ロゴマークはこの時、館内案内表示や展示アドバイスとともにグラフィックデザイナーの佐藤卓さん(66)が手がけた。「簡単な愛称で呼んでもらえるほうがいい」と「MIM(ミム)」と略すことも佐藤さんのアイデアだった。
「MIMの文字をスケッチしていると、半田の蔵の屋根のイメージがMの字と重なった」という。江戸時代以来、半田運河周辺には切り妻屋根、黒板の醸造蔵が立ち並んだ。鉄筋コンクリート造りのミュージアムもこの姿を受け継いでいる。

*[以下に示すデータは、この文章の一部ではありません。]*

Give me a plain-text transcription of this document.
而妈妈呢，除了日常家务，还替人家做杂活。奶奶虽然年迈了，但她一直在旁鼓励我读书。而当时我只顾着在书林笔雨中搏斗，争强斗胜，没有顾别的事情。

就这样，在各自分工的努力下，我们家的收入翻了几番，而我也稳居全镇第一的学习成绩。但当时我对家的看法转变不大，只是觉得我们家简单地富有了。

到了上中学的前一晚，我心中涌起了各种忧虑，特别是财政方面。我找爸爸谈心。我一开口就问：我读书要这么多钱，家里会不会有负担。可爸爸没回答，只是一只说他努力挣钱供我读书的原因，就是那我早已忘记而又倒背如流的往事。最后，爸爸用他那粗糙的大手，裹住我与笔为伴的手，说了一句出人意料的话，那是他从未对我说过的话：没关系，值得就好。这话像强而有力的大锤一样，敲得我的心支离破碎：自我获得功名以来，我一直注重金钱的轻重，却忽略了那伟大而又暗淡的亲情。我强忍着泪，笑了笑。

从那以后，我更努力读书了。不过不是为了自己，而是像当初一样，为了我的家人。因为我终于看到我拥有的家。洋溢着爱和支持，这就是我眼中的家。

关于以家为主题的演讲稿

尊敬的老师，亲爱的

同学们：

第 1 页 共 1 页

マークの下のアルファベットをよく見ると「MUSEUM」の最後のUとMはくっついている。「MIZKAN」と文字列の長さをそろえ、バランスよく美しく見せるための細かい工夫だ。
◆ミツカンミュージアム 愛知県半田市中村町2の6(問い合わせは0569・24・5111)。午前9時半~午後5時(完全予約制)。木曜(祝日の場合は翌日)、年末年始休み。当面の間臨時休館。